The Pakistani state’s past performance in managing calamities of various sorts is not abysmal, given existing capacity levels.
This pervasive lack of trust in the Pakistani state manifests itself in various sectors. Recent work by Acemoglu, Robinson, Khwaja, and Cheema lays out, baseline trust in the formal judicial system is very low due to costs, perceptions of unfairness, and time-related inefficiencies. In the fiscal domain, tax compliance is low at least partly because people don’t see where their tax money ends up. In the domain of charitable giving, forthcoming work with my co-authors Max Gallien and Vanessa van den Boogard, shows that the vast majority of people are more willing to distribute their zakat themselves or through other local actors, rather than through state institutions partially on account of not knowing where that money ends up.
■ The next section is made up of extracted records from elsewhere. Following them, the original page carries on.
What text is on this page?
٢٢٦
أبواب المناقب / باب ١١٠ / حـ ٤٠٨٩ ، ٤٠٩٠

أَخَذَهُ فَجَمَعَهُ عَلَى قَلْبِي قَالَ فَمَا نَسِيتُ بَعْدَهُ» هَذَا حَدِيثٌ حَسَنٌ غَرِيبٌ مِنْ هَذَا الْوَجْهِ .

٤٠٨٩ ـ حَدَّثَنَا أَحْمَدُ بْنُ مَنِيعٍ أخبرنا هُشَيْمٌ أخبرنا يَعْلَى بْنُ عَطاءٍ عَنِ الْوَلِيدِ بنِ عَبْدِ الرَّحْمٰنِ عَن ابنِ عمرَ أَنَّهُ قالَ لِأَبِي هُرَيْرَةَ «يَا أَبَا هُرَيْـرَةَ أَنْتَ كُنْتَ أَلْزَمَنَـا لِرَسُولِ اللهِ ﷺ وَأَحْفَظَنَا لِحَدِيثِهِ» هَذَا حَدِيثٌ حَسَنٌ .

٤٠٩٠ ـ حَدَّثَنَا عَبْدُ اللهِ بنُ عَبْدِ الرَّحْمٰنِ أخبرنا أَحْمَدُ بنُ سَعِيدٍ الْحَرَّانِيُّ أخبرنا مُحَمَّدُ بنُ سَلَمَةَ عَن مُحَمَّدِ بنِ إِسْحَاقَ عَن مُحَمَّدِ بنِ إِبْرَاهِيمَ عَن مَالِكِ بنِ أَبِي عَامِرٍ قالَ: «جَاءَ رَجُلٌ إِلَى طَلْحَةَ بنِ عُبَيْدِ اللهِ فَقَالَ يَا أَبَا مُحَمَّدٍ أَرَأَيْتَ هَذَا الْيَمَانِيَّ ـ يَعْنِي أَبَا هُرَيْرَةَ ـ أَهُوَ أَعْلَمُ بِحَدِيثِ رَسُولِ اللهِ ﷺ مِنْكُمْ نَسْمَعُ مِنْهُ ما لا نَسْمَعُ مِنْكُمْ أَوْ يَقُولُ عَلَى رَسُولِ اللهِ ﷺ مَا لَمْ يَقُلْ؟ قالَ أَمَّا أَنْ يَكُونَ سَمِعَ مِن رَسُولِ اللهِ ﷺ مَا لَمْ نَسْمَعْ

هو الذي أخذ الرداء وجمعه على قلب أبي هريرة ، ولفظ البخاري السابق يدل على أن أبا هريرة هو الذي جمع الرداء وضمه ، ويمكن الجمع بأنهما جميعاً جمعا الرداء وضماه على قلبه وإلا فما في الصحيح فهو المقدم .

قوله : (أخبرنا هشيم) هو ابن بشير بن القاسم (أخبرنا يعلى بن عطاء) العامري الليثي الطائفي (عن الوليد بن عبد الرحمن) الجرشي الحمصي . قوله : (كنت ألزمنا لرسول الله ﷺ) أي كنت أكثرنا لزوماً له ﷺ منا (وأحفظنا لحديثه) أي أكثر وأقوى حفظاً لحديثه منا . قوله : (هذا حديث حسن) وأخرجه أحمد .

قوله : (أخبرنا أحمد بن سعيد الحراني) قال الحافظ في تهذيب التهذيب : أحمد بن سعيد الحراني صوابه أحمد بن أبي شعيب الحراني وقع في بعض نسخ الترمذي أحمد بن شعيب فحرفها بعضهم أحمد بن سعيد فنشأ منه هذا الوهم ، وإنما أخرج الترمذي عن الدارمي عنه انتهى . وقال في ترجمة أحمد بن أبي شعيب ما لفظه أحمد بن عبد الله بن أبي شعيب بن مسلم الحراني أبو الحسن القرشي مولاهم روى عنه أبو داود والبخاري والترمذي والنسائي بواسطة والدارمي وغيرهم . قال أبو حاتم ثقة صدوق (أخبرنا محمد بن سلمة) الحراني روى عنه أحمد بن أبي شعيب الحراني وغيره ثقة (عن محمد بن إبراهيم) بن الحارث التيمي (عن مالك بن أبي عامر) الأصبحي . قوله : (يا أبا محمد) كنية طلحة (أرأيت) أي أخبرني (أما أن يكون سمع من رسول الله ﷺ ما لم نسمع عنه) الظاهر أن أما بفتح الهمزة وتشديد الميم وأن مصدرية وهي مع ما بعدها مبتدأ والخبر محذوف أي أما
It’s hard to deny the mountain of evidence for the general lack of trust as well as the reasons for its existence. In this context, citizens are well within their right to donate to any civil society or political actor that they think can provide assistance to those impacted by a disaster. Getting money, relief goods and other resources to those who need it the most is the need of the hour.
But this approach is bound to run up against a few challenges in the subsequent few months. First is the issue of scale — the flooding is so pervasive, the loss of material resources so high, and the displacement of such a great magnitude that there is no one alternative organisation that can deal with it effectively.
Second, there is also an existing imbalance in terms of locations where non-state relief actors may be concentrated, compared to other impacted areas which may be less accessible or may not have as many local NGOs or relief personnel.
Third, the task of reconstruction and rehabilitation of private and public infrastructure requires far greater resources, expertise, and coordination. It is unlikely that any civil society actor can carry it out.
This brings the conversation back to the state itself. As sociologist Peter Evans pointed out, “the state lies at the centre of solutions to the problem of order. We do not spend our valuable time standing in lines in front of the counters of bureaucrats because we are masochists. We stand there because we need what the state provides”.
More often than not, it does not provide us with what we need. But very occasionally it does. The Pakistani state’s past performance in managing calamities of various sorts is not abysmal, given existing capacity levels. The Covid-related welfare response and vaccination drive under the previous government was reasonably effective. Development geographer, Ayesha Siddiqi’s work on the 2010 floods highlights how contrary to mainstream narratives, governmental welfare efforts (cash transfers in particular) reached a sizable cross-section of the impacted population, improved state-society levels of trust, and actually made citizens more likely to demand broad-based policy responses as opposed to localised, patronage-based solutions.
None of this is to suggest that governmental authorities will necessarily do a great job in the months ahead. In fact, it is entirely legitimate to suggest that much of the damage is partially because the government failed to do its job in the months and years leading up to the disaster — by not having adequate systems in place, by encouraging risk-inducing development, and by underfunding solutions that combat climate change.
The reality, however, is that the scale of the challenge is too great for civil society, and the institutions of the state are the only administrative apparatus that we have (for now). Until we have an alternative that can fund, coordinate, and manage efforts at a national scale, this is what citizens will have to rely on. In the following few months as relief efforts give way to reconstruction, the most suitable task for civil society volunteers and organisations working on the ground would be to hold the state accountable, to demand transparency in how money is spent, and to ensure broader ownership of the rehabilitation efforts.
The writer teaches politics and sociology at Lums.